The Base Indenture, the Supplemental Indenture and the Note Certificate are referred to herein collectively as the “Transaction Agreements.”

Based upon the foregoing and subject to the qualifications and assumptions stated herein, we are of the opinion that, when duly authenticated by the Trustee and issued and delivered by the Company against payment therefor in accordance with the terms of the Underwriting Agreement and the Indenture, the Note Certificate will constitute the valid and binding obligation of the Company, entitled to the benefits of the Indenture and enforceable against the Company in accordance with its terms under the laws of the State of New York.

The opinion stated herein is subject to the following qualifications:

(a) the opinion stated herein is limited by applicable bankruptcy, insolvency, reorganization, moratorium, fraudulent transfer, preference and other similar laws affecting creditors’ rights generally, and by general principles of equity (regardless of whether enforcement is sought in equity or at law);

(b) we do not express any opinion with respect to any law, rule or regulation that is applicable to any party to any of the Transaction Agreements or the transactions contemplated thereby solely because such law, rule or regulation is part of a regulatory regime applicable to any such party or any of its affiliates as a result of the specific assets or business operations of such party or such affiliates;

(c) except to the extent expressly stated in the opinion contained herein, we have assumed that each of the Transaction Agreements constitutes the valid and binding obligation of each party to such Transaction Agreement, enforceable against such party in accordance with its terms;

(d) we have assumed that the Trustee’s certificate of authentication of the Notes Certificate will have been manually signed by one of the Trustee’s authorized officers;


Franklin Resources, Inc.

March 30, 2015

Page 4

 

(e) we do not express any opinion with respect to the enforceability of any provision contained in any Transaction Agreement relating to any indemnification, contribution, exculpation, release or waiver that may be contrary to public policy or violative of federal or state securities laws, rules or regulations; and

(f) to the extent that the opinion stated herein relates to the enforceability of the choice of New York law and choice of New York forum provisions contained in any Transaction Agreement, the opinion stated herein is subject to the qualification that such enforceability may be subject to (i) the exceptions and limitations in New York General Obligations Law sections 5-1401 and 5-1402 and (ii) principles of comity or constitutionality.

In addition, in rendering the foregoing opinion we have assumed that neither the execution and delivery by the Company of the Transaction Agreements nor the performance by the Company of its obligations under each of the Transaction Agreements: (i) constitutes or will constitute a violation of, or a default under, any lease, indenture, instrument or other agreement to which the Company or its property is subject, (ii) contravenes or will contravene any order or decree of any governmental authority to which the Company or its property is subject, (iii) violates or will violate any law, rule or regulation to which the Company or its property is subject or (iv) requires or will require the consent, approval, licensing or authorization of, or any filing, recording or registration with, any governmental authority under any law, rule or regulation of any jurisdiction.

We hereby consent to the filing of this opinion with the Commission as an exhibit to the Company’s Current Report on Form 8-K being filed on the date hereof and incorporated by reference into the Registration Statement.
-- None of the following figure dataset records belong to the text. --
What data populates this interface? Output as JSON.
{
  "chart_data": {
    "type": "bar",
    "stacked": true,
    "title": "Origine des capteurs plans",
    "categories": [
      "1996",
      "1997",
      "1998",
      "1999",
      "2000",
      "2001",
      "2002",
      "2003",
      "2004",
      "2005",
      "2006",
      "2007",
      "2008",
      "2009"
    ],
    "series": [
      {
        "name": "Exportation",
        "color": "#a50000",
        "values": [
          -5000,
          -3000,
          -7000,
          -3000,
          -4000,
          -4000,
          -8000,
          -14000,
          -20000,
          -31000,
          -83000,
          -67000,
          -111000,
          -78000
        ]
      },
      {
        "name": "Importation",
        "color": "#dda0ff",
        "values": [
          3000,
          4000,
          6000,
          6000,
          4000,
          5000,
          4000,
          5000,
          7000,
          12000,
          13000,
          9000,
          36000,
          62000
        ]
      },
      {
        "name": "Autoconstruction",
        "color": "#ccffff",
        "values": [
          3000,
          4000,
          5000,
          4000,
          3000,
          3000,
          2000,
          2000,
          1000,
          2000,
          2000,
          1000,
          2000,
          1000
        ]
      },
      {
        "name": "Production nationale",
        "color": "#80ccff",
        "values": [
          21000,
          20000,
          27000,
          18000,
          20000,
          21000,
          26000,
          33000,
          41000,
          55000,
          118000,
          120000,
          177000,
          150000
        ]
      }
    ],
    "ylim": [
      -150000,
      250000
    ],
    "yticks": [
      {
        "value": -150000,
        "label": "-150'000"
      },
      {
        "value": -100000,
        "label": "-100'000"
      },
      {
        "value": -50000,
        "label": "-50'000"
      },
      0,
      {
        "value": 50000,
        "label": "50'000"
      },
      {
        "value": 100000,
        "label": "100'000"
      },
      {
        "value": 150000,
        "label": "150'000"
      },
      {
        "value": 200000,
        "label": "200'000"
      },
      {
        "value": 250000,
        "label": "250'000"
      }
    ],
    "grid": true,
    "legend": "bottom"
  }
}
We also hereby consent to the reference to our firm under the caption “Legal Matters” in the Registration Statement. In giving this consent, we do not thereby admit that we are within the category of persons whose consent is required under Section 7 of the Securities Act or the Rules and Regulations. This opinion is expressed as of the date hereof unless otherwise expressly stated, and we disclaim any undertaking to advise you of any subsequent changes in the facts stated or assumed herein or of any subsequent changes in applicable laws.